Ich wollte, daß Ihr bei dem Mann seid, den Ihr aufrichtig liebt. Ich habe Euch zu Richard gebracht! Habt Ihr mir nicht vertraut? Habt Ihr mir nicht geglaubt?«
Kahlan fiel ihr in die Arme. »Oh, verzeiht mir, Cara. Ich hätte an Euch glauben sollen. Gütige Seelen, ich hätte Euch vertrauen sollen.«
»Lord Rahl sagte, er sei auf dem Weg in den Saal der Verratenen. Ich wollte wissen, wann er wieder nach Hause kommt. Er erklärte, er sei zu Hause. Er kommt nicht mehr zurück! Was habt Ihr nur getan!«
»Der Saal der Verratenen…« Kahlan brach zusammen. »Ich habe die Prophezeiung selbst erfüllt. Ich habe Richard geholfen, in den Saal der Verratenen zu gelangen. Ich habe ihm geholfen, die Pest aufzuhalten.

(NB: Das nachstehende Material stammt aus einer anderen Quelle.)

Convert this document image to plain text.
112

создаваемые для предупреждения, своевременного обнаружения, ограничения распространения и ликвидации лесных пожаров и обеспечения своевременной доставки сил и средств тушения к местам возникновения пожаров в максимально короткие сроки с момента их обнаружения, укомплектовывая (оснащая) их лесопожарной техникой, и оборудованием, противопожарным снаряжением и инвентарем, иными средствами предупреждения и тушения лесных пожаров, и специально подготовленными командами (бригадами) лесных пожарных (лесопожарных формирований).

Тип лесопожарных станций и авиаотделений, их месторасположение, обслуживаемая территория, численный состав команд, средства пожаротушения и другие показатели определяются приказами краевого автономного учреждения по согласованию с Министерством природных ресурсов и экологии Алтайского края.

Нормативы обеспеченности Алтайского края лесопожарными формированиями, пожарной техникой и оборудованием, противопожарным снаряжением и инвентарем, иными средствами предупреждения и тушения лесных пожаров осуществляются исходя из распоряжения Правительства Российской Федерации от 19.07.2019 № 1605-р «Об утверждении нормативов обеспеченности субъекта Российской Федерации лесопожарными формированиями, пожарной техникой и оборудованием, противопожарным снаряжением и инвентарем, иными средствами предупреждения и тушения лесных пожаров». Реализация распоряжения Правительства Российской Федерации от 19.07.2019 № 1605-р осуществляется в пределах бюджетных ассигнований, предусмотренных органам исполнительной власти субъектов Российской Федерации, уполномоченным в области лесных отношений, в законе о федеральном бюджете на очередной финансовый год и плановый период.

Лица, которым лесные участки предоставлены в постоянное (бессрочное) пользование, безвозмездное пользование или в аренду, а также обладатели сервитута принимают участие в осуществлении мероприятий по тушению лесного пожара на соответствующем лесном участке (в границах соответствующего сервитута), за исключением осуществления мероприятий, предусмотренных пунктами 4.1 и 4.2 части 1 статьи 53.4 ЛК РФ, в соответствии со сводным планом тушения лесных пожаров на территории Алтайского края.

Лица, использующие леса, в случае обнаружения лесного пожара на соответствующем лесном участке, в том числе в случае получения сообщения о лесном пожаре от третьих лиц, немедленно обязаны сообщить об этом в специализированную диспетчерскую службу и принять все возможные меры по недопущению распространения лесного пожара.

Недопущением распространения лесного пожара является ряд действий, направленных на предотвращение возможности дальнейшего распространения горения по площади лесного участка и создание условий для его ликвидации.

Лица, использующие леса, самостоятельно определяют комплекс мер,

Dadurch habe ich ihn vernichtet.
Dadurch habe ich mich selbst vernichtet.«
»Ihr habt noch mehr angerichtet«, sagte Cara leise.
»Was meint Ihr damit?«
Cara zeigte ihr den Strafer. »Mein Strafer. Er hat seine Kraft verloren. Die Kraft einer Mord-Sith entsteht aus den Banden zu unserem Lord Rahl. Sie existiert zum Schutz unseres Herrn. Ohne einen Lord Rahl gibt es keine Bande. Ich habe meine Kraft verloren.«
»Ich bin jetzt Lord Rahl«, sagte Drefan, der sich Kahlan von hinten genähert hatte.
Cara grinste ihn spöttisch an. »Ihr seid kein Lord Rahl. Ihr besitzt die Gabe nicht.«
Drefan hielt ihrem zornerfüllten Blick stand. »Ich bin jetzt der einzige Lord Rahl, den Ihr habt. Jemand muß das D'Haranische Reich zusammenhalten.«
Kahlan preßte sich Richards schwarzes Hemd an den Leib. »Ich bin die Mutter Konfessor. Ich werde das Bündnis zusammenhalten.«
»Du, meine Liebe, hast ebenfalls deine Kraft verloren. Du bist kein Konfessor mehr, viel weniger die Mutter Konfessor.« Er faßte Kahlan unterm Arm. Mit schmerzhaftem Griff zog er sie auf die Beine. »Du bist jetzt meine Frau und wirst tun, was ich dir befehle. Du hast geschworen, mir zu gehorchen.«
Cara streckte die Hand aus und wollte ihn zwingen, Kahlan loszulassen. Drefan schlug ihr mit dem Handrücken quer über den Mund und schleuderte sie zu Boden.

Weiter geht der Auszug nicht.